29…xiv . 28…or in excellence, worth, authority, etc." Meizon as used at John
14:28, includes the connotation of: "those who surpass others
—in nature and power, as
God." How does the Father, Jehovah, surpass the Son in nature? Jehovah never
had a beginning; He is from all eternity. The Son had a beginning, he being the
"first-born of all creation."
Jesus in prayer to his Father said: "And this is eternal life, that they may
know Thee, the only true God, and Jesus Christ whom Thou hast sent." (Jesus
identified his Father as the "only true God." "True" comes from the Greek
(alethinos, phonetically, al.ay.they.NAHS)
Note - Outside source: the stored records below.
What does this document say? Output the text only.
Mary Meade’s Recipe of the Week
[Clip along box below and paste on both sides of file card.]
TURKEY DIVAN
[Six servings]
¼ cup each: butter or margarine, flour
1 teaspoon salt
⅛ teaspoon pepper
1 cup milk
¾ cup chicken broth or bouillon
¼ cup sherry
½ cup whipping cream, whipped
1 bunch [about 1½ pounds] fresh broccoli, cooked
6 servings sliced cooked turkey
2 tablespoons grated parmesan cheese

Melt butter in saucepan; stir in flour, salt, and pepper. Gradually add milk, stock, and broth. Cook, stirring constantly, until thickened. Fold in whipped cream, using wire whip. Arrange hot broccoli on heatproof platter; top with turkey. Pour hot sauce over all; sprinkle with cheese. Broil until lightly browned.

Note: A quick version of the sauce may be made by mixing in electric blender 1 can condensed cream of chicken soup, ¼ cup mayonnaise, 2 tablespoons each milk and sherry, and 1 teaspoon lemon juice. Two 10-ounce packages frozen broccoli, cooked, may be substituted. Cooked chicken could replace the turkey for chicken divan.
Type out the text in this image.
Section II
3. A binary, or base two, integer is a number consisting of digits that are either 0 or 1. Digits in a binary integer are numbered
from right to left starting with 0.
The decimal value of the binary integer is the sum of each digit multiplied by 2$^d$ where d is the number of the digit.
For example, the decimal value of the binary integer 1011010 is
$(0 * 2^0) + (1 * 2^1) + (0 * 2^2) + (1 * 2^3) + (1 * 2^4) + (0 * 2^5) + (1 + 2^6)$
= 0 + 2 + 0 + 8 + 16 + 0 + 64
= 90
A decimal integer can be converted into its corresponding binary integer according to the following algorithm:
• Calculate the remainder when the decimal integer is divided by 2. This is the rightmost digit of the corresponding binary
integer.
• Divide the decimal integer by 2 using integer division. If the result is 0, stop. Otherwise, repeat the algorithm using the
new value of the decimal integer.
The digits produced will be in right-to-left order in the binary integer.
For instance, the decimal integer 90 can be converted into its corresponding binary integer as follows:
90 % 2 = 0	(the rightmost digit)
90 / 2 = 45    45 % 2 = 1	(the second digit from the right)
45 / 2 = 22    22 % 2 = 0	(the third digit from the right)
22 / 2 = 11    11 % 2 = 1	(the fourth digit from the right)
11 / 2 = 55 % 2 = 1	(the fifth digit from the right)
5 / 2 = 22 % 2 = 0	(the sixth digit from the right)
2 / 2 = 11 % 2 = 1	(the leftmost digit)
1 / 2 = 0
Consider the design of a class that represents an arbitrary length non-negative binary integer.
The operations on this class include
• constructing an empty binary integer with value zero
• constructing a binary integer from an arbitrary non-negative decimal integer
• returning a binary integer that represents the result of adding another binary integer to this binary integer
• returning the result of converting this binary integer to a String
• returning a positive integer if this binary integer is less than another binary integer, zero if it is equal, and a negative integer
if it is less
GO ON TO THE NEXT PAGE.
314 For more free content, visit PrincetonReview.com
according to the Thayer lexicon in has the meaning of: "that which has
not only the name and semblance, but the real nature corresponding to the name:…in
every respect corresponding to the idea signified by the name, real and true,
genuine" (p. 27) Only the One to Whom Jesus prayed has all the real nature
and the only One Who has, in every respect, all that is signified by the word
"God." No one else is the equal of the Father in these attributes, not the Son
nor the holy spirit. The Father is "the only true God," God to the complete
degree, the highest degree.)
Acts 1:6, 7:
"And so when they had come together, they were asking Him, saying, "Lord, is it
at this time Your are restoring the kingdom to Israel?" He said to them, "It is
not for you to know times or epochs which the Father has fixed by His own
authority." (The Father is the One Who has fixed certain times or epochs by His
own authority; no one else has the authority to fix such.)
1 Corinthians 11:3:
"But I want you to understand that Christ is the head of every man, and the man
is the head of a woman, and God is the head of Christ." (If Christ were the
equal of God, he could not have one who is his head, his superior, Christ does
have such a one. Christ cannot be God to the same level of his Father.)
1 Corinthians 15:28:
"And when all things are subjected to
Him, then the Son Himself also will be subjected to the One who subjected all
things to Him, that God may be all in all." (God cannot be subjected to anyone;
the Son is subjected to his Father; he cannot be God.)
Revelation 3:2, 12:
The Son of God, the Lord Jesus
Christ, said to the congregation in Sardis: "Wake up, and strengthen the things
that remain, which were about to die; for I have not found your deeds completed
in the sight of My God…He who over comes, I will make him a pillar in the temple
of My God, and he will not go out from it any more; and I will write upon him
the name of My God and the name of the city of My God, the new Jerusalem, which
comes down out of heaven from My God, and My new name. (The Most High cannot
have one who is his God, the Son does. The Son cannot be the Most High.)
The doctrine of God being
a trinity of three co-equal persons in not a Biblical teaching, in fact, it is
an anti-Biblical teaching not worthy to be believed by true Christians!
A PRAYER FOR ALL:
"That the God of our Lord
Jesus Christ, the Father of glory, may give you a spirit of wisdom and of
revelation in the accurate knowledge of him; the eyes of your heart having been
enlightened, that you may know what is the hope to which he called you, what the
glorious riches are which he holds as an inheritance for the holy ones, and what
the surpassing greatness of his power is toward us believers."—Ephesians
1:17-19, New World Translation of the Holy Scriptures.